Another new worry was bothering me too. It was my oldest son, Andrew, who was 19. He had grown up happy and healthy with no problems at all. I had a secret hope that he would be the one to look in on Adrian once my living forever plan failed. Recently though, he had become sort of clumsy and we were having it checked out. Or latest visit to the neurologist was just two days ago and he had no answers yet, only orders for more tests. So, I stretched out my right arm and imagined placing my right hand on his head, with my left on Adrian’s. I hadn’t cried in years, but the tears started rolling. I don’t remember if I even got out a silent prayer, I felt so trapped and useless lying there in a hospital gown naked, shaved, and chained to an IV machine. My family needed so much, and I was beyond useless. I would be a burden for weeks while I recovered. A few hours later I was wheeled into the operating room. The last thing I remember was the nurse telling me that at 42 years old, I was their youngest triple bypass of the year. Yeah, me!

The doctor said to wait 4 weeks after my surgery before driving, but I drove at three and half weeks to make Andrew’s follow up visit to the neurologist. The latest test results had come back, and he wanted to give us the diagnosis. Here is where I so wish the story changed for the better, but that just isn’t the way life works. Andrew’s nerves are dying off due a mutation on the FXN gene. It is called Friedreich’s Ataxia (FA), the most cursed disorder you have never heard of. There is no treatment, no cure, and it is terminal. The neurologist was brutally straightforward as he told us that it would slowly take his ability to walk, to speak, to hear, and see.

There is a special kind of hurt that I think all fathers know. It’s that feeling we get when we see our kids suffer and we are powerless to prevent it. It’s what we feel when we hold them while the needle goes in during their first immunizations. It’s what we feel when they get picked on at school, or get their heart broken for the first time. This hurt is the same, only it settled inside me and never really went away. I feel it in my chest when I breath in, I feel its weight in my feet with every footstep. It’s there when I wake up at night. If I’m not careful it lures me into isolation, clouds my mind, and flashes up in anger.

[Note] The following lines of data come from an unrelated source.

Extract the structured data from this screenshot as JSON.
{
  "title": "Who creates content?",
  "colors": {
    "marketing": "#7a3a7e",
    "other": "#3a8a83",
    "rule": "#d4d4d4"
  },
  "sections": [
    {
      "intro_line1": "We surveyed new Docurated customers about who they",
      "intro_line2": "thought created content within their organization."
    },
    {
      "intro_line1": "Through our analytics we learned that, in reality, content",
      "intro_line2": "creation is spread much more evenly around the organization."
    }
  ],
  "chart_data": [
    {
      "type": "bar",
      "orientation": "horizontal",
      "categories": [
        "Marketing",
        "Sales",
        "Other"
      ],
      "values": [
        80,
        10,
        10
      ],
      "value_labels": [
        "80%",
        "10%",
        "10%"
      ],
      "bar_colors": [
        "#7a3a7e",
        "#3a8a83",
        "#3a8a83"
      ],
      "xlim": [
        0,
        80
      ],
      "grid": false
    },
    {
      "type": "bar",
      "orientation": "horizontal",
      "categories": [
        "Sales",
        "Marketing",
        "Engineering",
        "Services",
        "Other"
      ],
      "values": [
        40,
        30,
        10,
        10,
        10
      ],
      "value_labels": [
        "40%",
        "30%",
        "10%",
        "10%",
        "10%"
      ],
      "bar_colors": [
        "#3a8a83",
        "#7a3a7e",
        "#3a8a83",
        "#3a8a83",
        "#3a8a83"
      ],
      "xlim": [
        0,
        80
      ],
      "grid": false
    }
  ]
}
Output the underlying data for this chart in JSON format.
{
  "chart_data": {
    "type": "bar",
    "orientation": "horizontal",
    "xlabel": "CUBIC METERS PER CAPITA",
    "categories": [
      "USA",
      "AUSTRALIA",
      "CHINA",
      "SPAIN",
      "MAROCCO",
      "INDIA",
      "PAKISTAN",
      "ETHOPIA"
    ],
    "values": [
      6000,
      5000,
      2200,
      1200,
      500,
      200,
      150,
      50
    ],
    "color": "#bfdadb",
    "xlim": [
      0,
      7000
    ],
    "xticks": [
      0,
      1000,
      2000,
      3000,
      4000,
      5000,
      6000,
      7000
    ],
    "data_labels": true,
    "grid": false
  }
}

There is a verse from Proverbs that I like: The human spirit can endure in sickness, but a crushed spirit who can bear? A lot has happened since that eventful month in the fall of 2017. My boys are such an inspiration, it is impossible to have a crushed spirit.

We found a clinical trial for Andrew with a medication that is showing some promise. It involves lots of trips to Atlanta for bloodwork and humiliating tests, and he smiles through it all. His condition has continued to deteriorate, mostly impacting his walking, but he might be in the placebo group, we will find out in August. He recently landed his first “real” job working as a tutor in UNC-Charlotte’s continued educational web developer program. He loves working on his little Miata car and just finished converting it to a turbo. I now have a second biggest fear.

Adrian still does not talk, and his behaviors can sometimes be very challenging. Every day he has tears and joy. When he is happy it is the purest joy I have ever seen, he just can’t contain himself. He courageously does 28 hours of therapy, week in and week out.

Maggy had her surgery a couple of months after mine and made a full recovery. She seems to have an unlimited supply of love, perseverance, and energy.

I still say a silent prayer over my boys each night, but the desperation is now gone. Now it is an acceptance of the challenges and joy in the blessing of today. It is a prayer for the grace to be able to handle the things as they become more difficult. It is a feather of hope yet for something better in this lifetime, but joy in knowing that if not, it will be there in the next. There is still fear and mourning, but mostly joy.